Kurt Russell Picks Flicks Based On Story Over Role
Knight-Ridder/Tribune News Service
While Mel Gibson shepherds his own projects, Bruce Willis shoots bigger bullets and Harrison Ford finds slimier villains, Kurt Russell elects another method of staying on top of the movie machine.
He elevates the story above character, he says. And that technique has done all right for the former dimpled-darling who was a child star when some of those other guys were still figuring out how to get a date.
Russell isn't always the "star" of a movie. In fact, he says, "In my personal career I've slid along somewhat hidden in that I choose roles in which the movie's not about HIM. I never cared that much that I play a character that the movie's about. I've done them. But I prefer to read good stories. Often I'm more taken with the story than I am with character."
It's true. It wasn't until he snarled as the caustic Snake Plisken in 1981's "Escape From New York" that he actually became a full-fledged, high-stakes movie star.
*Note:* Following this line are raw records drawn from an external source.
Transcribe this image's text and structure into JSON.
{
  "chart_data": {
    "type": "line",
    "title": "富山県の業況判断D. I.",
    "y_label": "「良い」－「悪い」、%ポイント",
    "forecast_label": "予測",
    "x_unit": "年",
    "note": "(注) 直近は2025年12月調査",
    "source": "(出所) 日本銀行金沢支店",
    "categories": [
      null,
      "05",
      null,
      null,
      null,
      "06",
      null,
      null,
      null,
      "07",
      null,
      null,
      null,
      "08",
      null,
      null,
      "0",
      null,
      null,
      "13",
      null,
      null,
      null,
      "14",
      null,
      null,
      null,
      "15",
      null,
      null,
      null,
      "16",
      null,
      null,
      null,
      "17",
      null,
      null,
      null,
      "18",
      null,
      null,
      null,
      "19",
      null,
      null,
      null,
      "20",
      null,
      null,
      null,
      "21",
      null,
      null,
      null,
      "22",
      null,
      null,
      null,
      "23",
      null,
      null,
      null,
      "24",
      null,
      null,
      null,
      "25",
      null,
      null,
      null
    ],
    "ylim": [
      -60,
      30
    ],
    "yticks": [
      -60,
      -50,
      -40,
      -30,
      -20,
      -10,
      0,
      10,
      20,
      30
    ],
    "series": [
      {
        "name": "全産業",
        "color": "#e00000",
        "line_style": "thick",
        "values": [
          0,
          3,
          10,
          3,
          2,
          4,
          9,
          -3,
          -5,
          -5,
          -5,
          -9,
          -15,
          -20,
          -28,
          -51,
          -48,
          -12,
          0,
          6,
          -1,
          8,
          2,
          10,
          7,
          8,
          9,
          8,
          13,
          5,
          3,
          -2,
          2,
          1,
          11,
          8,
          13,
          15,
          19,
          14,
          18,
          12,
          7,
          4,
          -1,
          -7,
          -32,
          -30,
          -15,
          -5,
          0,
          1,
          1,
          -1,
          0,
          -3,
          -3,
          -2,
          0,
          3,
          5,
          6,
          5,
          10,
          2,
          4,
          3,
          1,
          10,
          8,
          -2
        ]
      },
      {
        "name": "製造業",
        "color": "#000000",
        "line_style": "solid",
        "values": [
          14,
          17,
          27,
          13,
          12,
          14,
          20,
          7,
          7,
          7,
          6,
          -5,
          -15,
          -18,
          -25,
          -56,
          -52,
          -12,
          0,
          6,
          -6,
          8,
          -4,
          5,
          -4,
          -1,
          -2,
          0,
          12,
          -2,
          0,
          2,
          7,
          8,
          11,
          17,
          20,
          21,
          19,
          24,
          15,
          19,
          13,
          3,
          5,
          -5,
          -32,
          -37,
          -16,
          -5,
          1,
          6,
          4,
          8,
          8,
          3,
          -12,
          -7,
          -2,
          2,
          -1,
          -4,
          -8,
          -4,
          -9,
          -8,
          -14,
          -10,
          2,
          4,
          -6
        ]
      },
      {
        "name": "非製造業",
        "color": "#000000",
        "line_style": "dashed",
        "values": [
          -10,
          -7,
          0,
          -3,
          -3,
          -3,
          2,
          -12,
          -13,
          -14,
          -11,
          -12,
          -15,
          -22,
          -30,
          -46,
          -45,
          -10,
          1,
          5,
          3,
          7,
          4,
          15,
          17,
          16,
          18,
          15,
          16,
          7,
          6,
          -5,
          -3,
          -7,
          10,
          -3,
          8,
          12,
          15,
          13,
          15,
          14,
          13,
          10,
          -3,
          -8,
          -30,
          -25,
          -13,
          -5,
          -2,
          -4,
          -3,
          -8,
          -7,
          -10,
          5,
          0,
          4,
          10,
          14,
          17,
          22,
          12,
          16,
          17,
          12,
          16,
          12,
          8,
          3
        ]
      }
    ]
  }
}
Russell's often worn the second-banana skin in films such as "Backdraft," "Silkwood," "Swing Shift," "Unlawful Entry" and "The Best of Times."
"It's a different style of acting than I think a lot of actors do," says Russell. "I think it's unheralded for the most part," he says. "But I don't do movies to be heralded. I do movies to make money and movies to entertain."
In his latest film, "Breakdown," he'll probably make money and he sure does entertain. A thriller written and directed by relative newcomer Jonathan Mostow, the movie casts Russell as an ordinary Joe whose Jeep breaks down in the desert and whose wife (Kathleen Quinlan) vanishes while going for help.
Mostow wrote the picture with Russell in mind. He took the script to old-pro producer Dino DeLaurentiis ("Serpico," "Death Wish," "Conan the Barbarian.") It was supposed to be a low-calorie project with a budget of $3.5 million - which is about the cost of an average TV movie of the week.
But the savvy DeLaurentiis hasn't helmed 600 movies for nothing. He grasped its potential and said, "Let's try to get Kurt Russell. If we get Kurt Russell, we'll make it for $14 million."
Russell, who's the 14-year partner of Goldie Hawn, shares an extended family with her: Her son, 20, and daughter, 18, from her marriage to Bill Hudson, his son, 17, from his marriage to actress Season Hubley, and their son together, 10-year-old Wyatt (who is already on his way to becoming an actor, thinks Russell).
At 46, Russell figures he's lucky to have them. His family keeps him from "going too deeply over one edge or the other," he says.
He's already in training for his next foray in "Soldier." But this one will take even more effort than "Breakdown," which had him clinging to the side of a speeding truck and dangling perilously over a raging river gorge.
Russell has quit smoking. Chomping his Nicorette, he says, "After working out for five months with smoking, I realized I'm just not going to make it for this next picture. So I have to quit."